On April 26, 2019, CCI approved the proposed CDPQ Private Equity Asia Pte. Limited’s (‘CDPQ Asia’) acquisition of compulsorily convertible debentures (‘CCDs’) (comprising less than 20% equity shareholding when converted) of ECL Finance Limited (‘ECL’). The transaction also envisaged restructuring of certain businesses of the Edelweiss group housed in the group’s entities, namely, Edelweiss Retail Finance Limited, Edelweiss Housing Finance Limited and Edelweiss Finvest Private Limited (‘EFPL’) (together with ECL the ‘Target Companies’), prior to the proposed acquisition of CCDs by CDPQ Asia.

While CDPQ Asia (wholly owned subsidiary of Caisse de depot et Placement du Québec (‘CDPQ’)) is  engaged in managing funds for pension and insurance plans in Canada, ECL  is a non-banking financial company registered with the RBI offering, inter alia, structured collateralised finance and real estate finance.

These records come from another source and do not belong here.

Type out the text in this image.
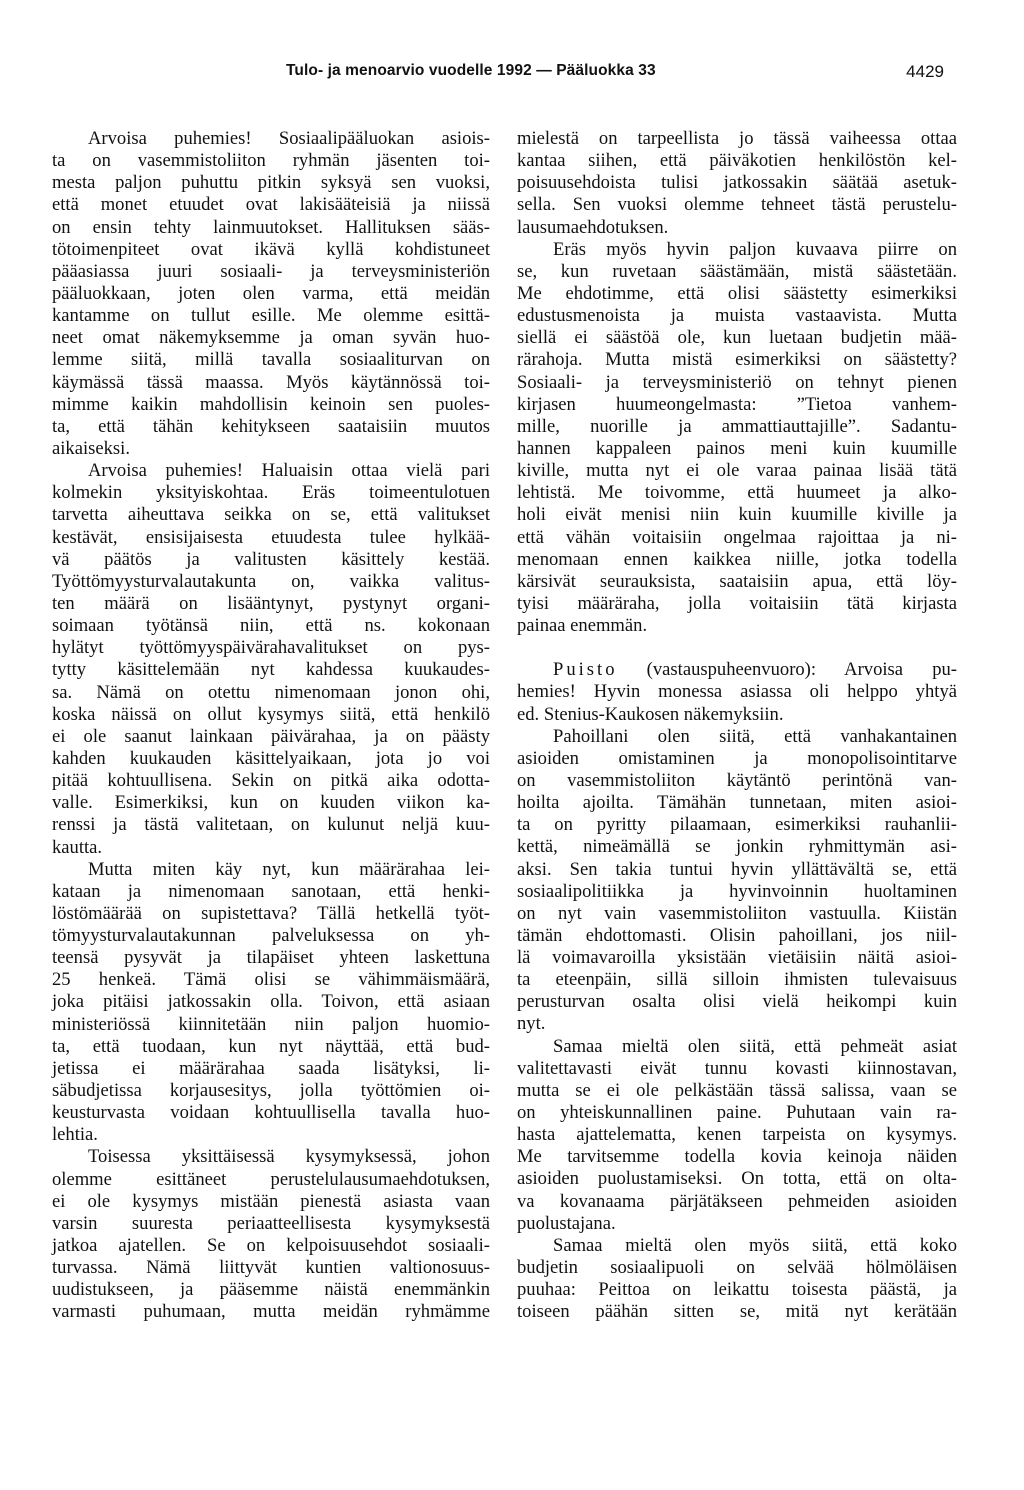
Tulo- ja menoarvio vuodelle 1992 — Pääluokka 33	4429
Arvoisa puhemies! Sosiaalipääluokan asiois-
ta on vasemmistoliiton ryhmän jäsenten toi-
mesta paljon puhuttu pitkin syksyä sen vuoksi,
että monet etuudet ovat lakisääteisiä ja niissä
on ensin tehty lainmuutokset. Hallituksen sääs-
tötoimenpiteet ovat ikävä kyllä kohdistuneet
pääasiassa juuri sosiaali- ja terveysministeriön
pääluokkaan, joten olen varma, että meidän
kantamme on tullut esille. Me olemme esittä-
neet omat näkemyksemme ja oman syvän huo-
lemme siitä, millä tavalla sosiaaliturvan on
käymässä tässä maassa. Myös käytännössä toi-
mimme kaikin mahdollisin keinoin sen puoles-
ta, että tähän kehitykseen saataisiin muutos
aikaiseksi.
Arvoisa puhemies! Haluaisin ottaa vielä pari
kolmekin yksityiskohtaa. Eräs toimeentulotuen
tarvetta aiheuttava seikka on se, että valitukset
kestävät, ensisijaisesta etuudesta tulee hylkää-
vä päätös ja valitusten käsittely kestää.
Työttömyysturvalautakunta on, vaikka valitus-
ten määrä on lisääntynyt, pystynyt organi-
soimaan työtänsä niin, että ns. kokonaan
hylätyt työttömyyspäivärahavalitukset on pys-
tytty käsittelemään nyt kahdessa kuukaudes-
sa. Nämä on otettu nimenomaan jonon ohi,
koska näissä on ollut kysymys siitä, että henkilö
ei ole saanut lainkaan päivärahaa, ja on päästy
kahden kuukauden käsittelyaikaan, jota jo voi
pitää kohtuullisena. Sekin on pitkä aika odotta-
valle. Esimerkiksi, kun on kuuden viikon ka-
renssi ja tästä valitetaan, on kulunut neljä kuu-
kautta.
Mutta miten käy nyt, kun määrärahaa lei-
kataan ja nimenomaan sanotaan, että henki-
löstömäärää on supistettava? Tällä hetkellä työt-
tömyysturvalautakunnan palveluksessa on yh-
teensä pysyvät ja tilapäiset yhteen laskettuna
25 henkeä. Tämä olisi se vähimmäismäärä,
joka pitäisi jatkossakin olla. Toivon, että asiaan
ministeriössä kiinnitetään niin paljon huomio-
ta, että tuodaan, kun nyt näyttää, että bud-
jetissa ei määrärahaa saada lisätyksi, li-
säbudjetissa korjausesitys, jolla työttömien oi-
keusturvasta voidaan kohtuullisella tavalla huo-
lehtia.
Toisessa yksittäisessä kysymyksessä, johon
olemme esittäneet perustelulausumaehdotuksen,
ei ole kysymys mistään pienestä asiasta vaan
varsin suuresta periaatteellisesta kysymyksestä
jatkoa ajatellen. Se on kelpoisuusehdot sosiaali-
turvassa. Nämä liittyvät kuntien valtionosuus-
uudistukseen, ja pääsemme näistä enemmänkin
varmasti puhumaan, mutta meidän ryhmämme
mielestä on tarpeellista jo tässä vaiheessa ottaa
kantaa siihen, että päiväkotien henkilöstön kel-
poisuusehdoista tulisi jatkossakin säätää asetuk-
sella. Sen vuoksi olemme tehneet tästä perustelu-
lausumaehdotuksen.
Eräs myös hyvin paljon kuvaava piirre on
se, kun ruvetaan säästämään, mistä säästetään.
Me ehdotimme, että olisi säästetty esimerkiksi
edustusmenoista ja muista vastaavista. Mutta
siellä ei säästöä ole, kun luetaan budjetin mää-
rärahoja. Mutta mistä esimerkiksi on säästetty?
Sosiaali- ja terveysministeriö on tehnyt pienen
kirjasen huumeongelmasta: ”Tietoa vanhem-
mille, nuorille ja ammattiauttajille”. Sadantu-
hannen kappaleen painos meni kuin kuumille
kiville, mutta nyt ei ole varaa painaa lisää tätä
lehtistä. Me toivomme, että huumeet ja alko-
holi eivät menisi niin kuin kuumille kiville ja
että vähän voitaisiin ongelmaa rajoittaa ja ni-
menomaan ennen kaikkea niille, jotka todella
kärsivät seurauksista, saataisiin apua, että löy-
tyisi määräraha, jolla voitaisiin tätä kirjasta
painaa enemmän.
Puisto (vastauspuheenvuoro): Arvoisa pu-
hemies! Hyvin monessa asiassa oli helppo yhtyä
ed. Stenius-Kaukosen näkemyksiin.
Pahoillani olen siitä, että vanhakantainen
asioiden omistaminen ja monopolisointitarve
on vasemmistoliiton käytäntö perintönä van-
hoilta ajoilta. Tämähän tunnetaan, miten asioi-
ta on pyritty pilaamaan, esimerkiksi rauhanlii-
kettä, nimeämällä se jonkin ryhmittymän asi-
aksi. Sen takia tuntui hyvin yllättävältä se, että
sosiaalipolitiikka ja hyvinvoinnin huoltaminen
on nyt vain vasemmistoliiton vastuulla. Kiistän
tämän ehdottomasti. Olisin pahoillani, jos niil-
lä voimavaroilla yksistään vietäisiin näitä asioi-
ta eteenpäin, sillä silloin ihmisten tulevaisuus
perusturvan osalta olisi vielä heikompi kuin
nyt.
Samaa mieltä olen siitä, että pehmeät asiat
valitettavasti eivät tunnu kovasti kiinnostavan,
mutta se ei ole pelkästään tässä salissa, vaan se
on yhteiskunnallinen paine. Puhutaan vain ra-
hasta ajattelematta, kenen tarpeista on kysymys.
Me tarvitsemme todella kovia keinoja näiden
asioiden puolustamiseksi. On totta, että on olta-
va kovanaama pärjätäkseen pehmeiden asioiden
puolustajana.
Samaa mieltä olen myös siitä, että koko
budjetin sosiaalipuoli on selvää hölmöläisen
puuhaa: Peittoa on leikattu toisesta päästä, ja
toiseen päähän sitten se, mitä nyt kerätään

In its assessment CCI observed that CDPQ Asia as well as CDPQ did not compete with the Target Companies in India. Although, there was certain competition between CDPQ’s non-controlling portfolio companies and the Target Companies; however, they were unlikely to cause any anti-competitive concerns in the business segments where the Target Companies are present. With respect to potential buyer-supplier level overlaps (on account of CDPQ Asia and EFPL’s common shareholding in Edelweiss Assets Reconstruction Company) CCI noted the insignificant market share of the Target Companies as well as the presence of commercial banks in the broader as well as the narrower market segment of lending services. Accordingly, absent any competition concerns, CCI approved the Proposed Combination.